You can't get 100% of every move in a trade. Once the move's over we all look back and think wow, I left so much on the table, blah blah blah. But if you're targeting profits based on technical price points and how price reacts there, leaving money on the table isn't a problem. You want to catch a chunk of meat out of the move (ok, for me, a chunk of the aapl) and if you catch 50% of the move, that's a decent chunk. When you leave money on the table is it because you exit all at once, or because you exit too soon based on a violation of your trading plan for the trade, or??? If you're exiting all at once, consider scaling out half or thirds. If you're actually changing a trading plan midstream for no technically good reason, then you need to work on trusting yourself with the trade. I've gotten pretty good at trading my 4 pet stocks and trusting where price will go based on watching their price action for a long time now. BUT I'm leaving money all over the table sim trading CL. I only recently started giving it serious attention and still focus too much on tick noise instead of trusting price to reach certain technical zones. I'm working around it by trading 2 lots and taking some profit early in the trade. This gives me some instant gratification and makes me more relaxed about letting the other lot run. But still I'm having quite a time of it.

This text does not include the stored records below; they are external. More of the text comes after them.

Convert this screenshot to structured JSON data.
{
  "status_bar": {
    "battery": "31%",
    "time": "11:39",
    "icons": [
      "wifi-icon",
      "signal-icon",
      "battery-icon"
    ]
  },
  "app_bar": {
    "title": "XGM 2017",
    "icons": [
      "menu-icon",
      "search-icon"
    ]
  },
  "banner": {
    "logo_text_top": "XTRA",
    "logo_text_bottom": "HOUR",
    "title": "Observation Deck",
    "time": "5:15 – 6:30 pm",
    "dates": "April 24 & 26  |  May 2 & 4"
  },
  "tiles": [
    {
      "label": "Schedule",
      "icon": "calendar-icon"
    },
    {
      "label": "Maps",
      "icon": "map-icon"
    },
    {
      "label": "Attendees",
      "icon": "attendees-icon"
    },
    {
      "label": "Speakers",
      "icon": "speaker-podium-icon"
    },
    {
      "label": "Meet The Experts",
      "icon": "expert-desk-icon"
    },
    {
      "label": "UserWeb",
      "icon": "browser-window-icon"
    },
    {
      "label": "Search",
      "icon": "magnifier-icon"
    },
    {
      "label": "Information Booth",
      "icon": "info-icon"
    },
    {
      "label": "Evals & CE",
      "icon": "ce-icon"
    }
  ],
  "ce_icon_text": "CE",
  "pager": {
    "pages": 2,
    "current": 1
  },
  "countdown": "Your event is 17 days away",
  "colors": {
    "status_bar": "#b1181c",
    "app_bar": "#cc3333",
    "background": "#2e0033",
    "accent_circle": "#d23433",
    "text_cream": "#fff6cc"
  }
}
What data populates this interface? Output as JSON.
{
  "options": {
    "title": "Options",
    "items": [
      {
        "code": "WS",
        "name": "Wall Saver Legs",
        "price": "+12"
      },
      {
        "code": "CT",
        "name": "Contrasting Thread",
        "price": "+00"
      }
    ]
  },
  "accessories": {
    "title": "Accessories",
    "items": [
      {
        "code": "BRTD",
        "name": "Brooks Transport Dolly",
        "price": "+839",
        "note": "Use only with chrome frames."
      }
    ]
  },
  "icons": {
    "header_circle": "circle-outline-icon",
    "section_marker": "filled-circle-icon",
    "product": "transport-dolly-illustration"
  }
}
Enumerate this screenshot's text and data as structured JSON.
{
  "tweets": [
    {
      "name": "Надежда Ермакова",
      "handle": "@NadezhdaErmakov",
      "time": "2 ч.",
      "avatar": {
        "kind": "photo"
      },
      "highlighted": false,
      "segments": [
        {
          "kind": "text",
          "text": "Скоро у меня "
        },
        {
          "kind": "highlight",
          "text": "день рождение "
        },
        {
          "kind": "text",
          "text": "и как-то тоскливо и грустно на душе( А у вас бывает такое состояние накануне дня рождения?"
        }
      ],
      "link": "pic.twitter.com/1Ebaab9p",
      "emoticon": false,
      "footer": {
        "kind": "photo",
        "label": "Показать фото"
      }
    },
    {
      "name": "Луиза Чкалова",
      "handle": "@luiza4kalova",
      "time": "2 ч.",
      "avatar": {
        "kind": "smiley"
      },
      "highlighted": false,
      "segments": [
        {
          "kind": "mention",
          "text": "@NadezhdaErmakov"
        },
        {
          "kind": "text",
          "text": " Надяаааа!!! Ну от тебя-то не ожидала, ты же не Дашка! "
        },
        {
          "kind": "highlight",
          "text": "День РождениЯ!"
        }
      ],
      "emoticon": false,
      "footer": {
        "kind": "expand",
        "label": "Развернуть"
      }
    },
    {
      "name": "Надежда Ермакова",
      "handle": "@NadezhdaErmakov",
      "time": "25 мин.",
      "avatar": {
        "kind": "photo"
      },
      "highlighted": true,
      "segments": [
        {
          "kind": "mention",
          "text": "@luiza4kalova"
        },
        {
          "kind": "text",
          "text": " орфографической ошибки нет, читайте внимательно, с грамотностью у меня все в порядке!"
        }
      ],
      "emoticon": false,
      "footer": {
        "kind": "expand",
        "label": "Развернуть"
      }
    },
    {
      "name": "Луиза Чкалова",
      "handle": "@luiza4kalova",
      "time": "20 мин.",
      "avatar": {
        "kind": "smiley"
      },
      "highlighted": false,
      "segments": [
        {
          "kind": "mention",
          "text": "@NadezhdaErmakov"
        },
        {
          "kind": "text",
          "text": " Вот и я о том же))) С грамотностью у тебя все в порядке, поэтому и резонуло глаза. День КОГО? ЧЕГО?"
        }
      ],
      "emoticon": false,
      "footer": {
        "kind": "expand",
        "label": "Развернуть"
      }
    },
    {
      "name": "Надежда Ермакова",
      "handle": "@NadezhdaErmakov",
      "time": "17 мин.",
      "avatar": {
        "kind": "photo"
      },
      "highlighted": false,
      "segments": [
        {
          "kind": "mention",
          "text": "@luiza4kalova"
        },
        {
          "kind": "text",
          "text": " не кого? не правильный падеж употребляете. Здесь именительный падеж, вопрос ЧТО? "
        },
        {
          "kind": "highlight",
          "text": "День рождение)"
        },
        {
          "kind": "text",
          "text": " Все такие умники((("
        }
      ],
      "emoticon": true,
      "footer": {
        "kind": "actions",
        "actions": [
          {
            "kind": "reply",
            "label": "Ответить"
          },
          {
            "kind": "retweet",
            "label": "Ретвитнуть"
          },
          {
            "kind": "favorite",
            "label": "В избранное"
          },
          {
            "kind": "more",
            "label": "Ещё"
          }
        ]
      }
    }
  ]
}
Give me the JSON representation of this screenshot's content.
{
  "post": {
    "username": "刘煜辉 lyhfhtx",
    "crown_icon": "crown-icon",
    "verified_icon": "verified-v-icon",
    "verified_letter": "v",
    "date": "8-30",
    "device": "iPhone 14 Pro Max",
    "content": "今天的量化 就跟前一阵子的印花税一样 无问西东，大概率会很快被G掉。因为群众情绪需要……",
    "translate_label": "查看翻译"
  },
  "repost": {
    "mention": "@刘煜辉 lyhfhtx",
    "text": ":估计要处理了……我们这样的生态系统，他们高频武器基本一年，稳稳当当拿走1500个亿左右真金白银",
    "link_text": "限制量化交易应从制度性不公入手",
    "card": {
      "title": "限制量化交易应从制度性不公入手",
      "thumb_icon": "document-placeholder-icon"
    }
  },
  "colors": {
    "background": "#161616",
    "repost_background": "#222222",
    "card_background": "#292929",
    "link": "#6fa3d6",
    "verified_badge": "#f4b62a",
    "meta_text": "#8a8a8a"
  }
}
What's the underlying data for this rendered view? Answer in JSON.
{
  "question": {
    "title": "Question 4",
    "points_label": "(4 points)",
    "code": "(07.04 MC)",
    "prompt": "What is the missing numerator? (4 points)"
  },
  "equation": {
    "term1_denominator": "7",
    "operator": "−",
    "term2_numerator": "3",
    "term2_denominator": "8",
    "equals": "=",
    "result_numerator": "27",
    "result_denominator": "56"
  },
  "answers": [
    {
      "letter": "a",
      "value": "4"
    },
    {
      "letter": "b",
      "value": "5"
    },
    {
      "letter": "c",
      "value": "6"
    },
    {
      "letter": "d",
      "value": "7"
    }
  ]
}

That is not easy to swallow, I look back each and every time I exit a trade and feel like banging my head on the wall for leaving money on the table, but then I remember the times when things turned against me and I gave up most or all of the profits because it had to hit the target, there was no way it couldn't, and then I paid the price.
So true. And if you do what makes sense at the time, that's what's important. But if what you do doesn't make sense, then it's OK to bang head on wall. Today I was sim trading CL and I closed my position at a previous support level. All I saw at the moment was the previous support (that had found significant buyers, leaving a looong hammer), and price ticking up a tad at that level. What I didn't pay attention to was the fact that I shorted a lower high beneath a falling 20-bar MA. When price makes a lower high in a down trend, it most frequently makes a lower low. Boy did it ever.